希空はいつも着ている白のノースリーブワンピースで出掛けると思っていたが、エミュがフード付きケープとバレエシューズを用意してくれていた。ケープはコットンレース生地で出来ており、金色の糸で草花の刺繍を施されており、綺麗だった。バレエシューズはいつも同じものを履いていたが、外出のために新しく用意したそうだ。
「エミュ、これ位、自分で出来るから」
「いえ、今日は希空様が初めて外出される日です。きちんとお支度をさせてください」
「わ、分かったよ」
エミュはいつも以上に希空の身だしなみを整えた。そして、ケープのサテンリボンを縛ると、再びおかしくないかを遠目からチェックした。そして、最後に、頭の上から香水を振りまいた。霧状になった香りが全身を包み込む。ラベンダーの華やかで優しい香りの後に、サンダルウッドの落ち着いた香りが漂ってくる。

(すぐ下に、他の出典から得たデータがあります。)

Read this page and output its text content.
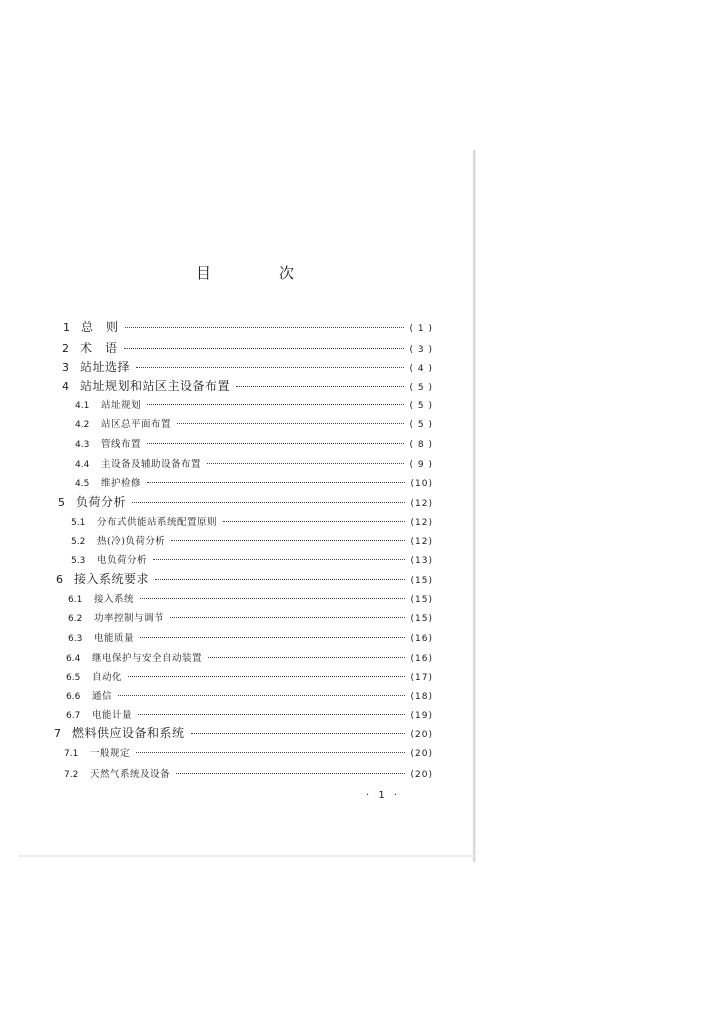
目	次
1 总　则	( 1 )
2 术　语	( 3 )
3 站址选择	( 4 )
4 站址规划和站区主设备布置	( 5 )
4.1	站址规划	( 5 )
4.2	站区总平面布置	( 5 )
4.3	管线布置	( 8 )
4.4	主设备及辅助设备布置	( 9 )
4.5	维护检修	(10)
5 负荷分析	(12)
5.1	分布式供能站系统配置原则	(12)
5.2	热(冷)负荷分析	(12)
5.3	电负荷分析	(13)
6 接入系统要求	(15)
6.1	接入系统	(15)
6.2	功率控制与调节	(15)
6.3	电能质量	(16)
6.4	继电保护与安全自动装置	(16)
6.5	自动化	(17)
6.6	通信	(18)
6.7	电能计量	(19)
7 燃料供应设备和系统	(20)
7.1	一般规定	(20)
7.2	天然气系统及设备	(20)
· 1 ·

「そんな洒落た香水つけても、どうせ屋台のニオイで意味ないけどな」
「フィディス!」
フィディスはいつものようにノックもせずに部屋へ入って来た。エミュが希空に香水をつけている様子を見て。噴き出すように笑った。エミュは怒った顔をして、ズカズカとフィディスの前に行くと、「聖女様が外出する時は――」と説教し始めた。フィディスは頭を掻きながら、適当に相槌を打った。
エミュは礼節を重んじるタイプで、適当なフィディスと真逆だ。エミュが怒るのも分からなくはないが、希空はそれよりも早く街へ行きたかった。希空がウズウズしていると、フィディスが希空の腕を取り、エミュから逃げるように部屋を出た。希空は引っ張られるように廊下を走った。そんな中、後ろを振り返ると、地団駄を踏むエミュの姿が見えた。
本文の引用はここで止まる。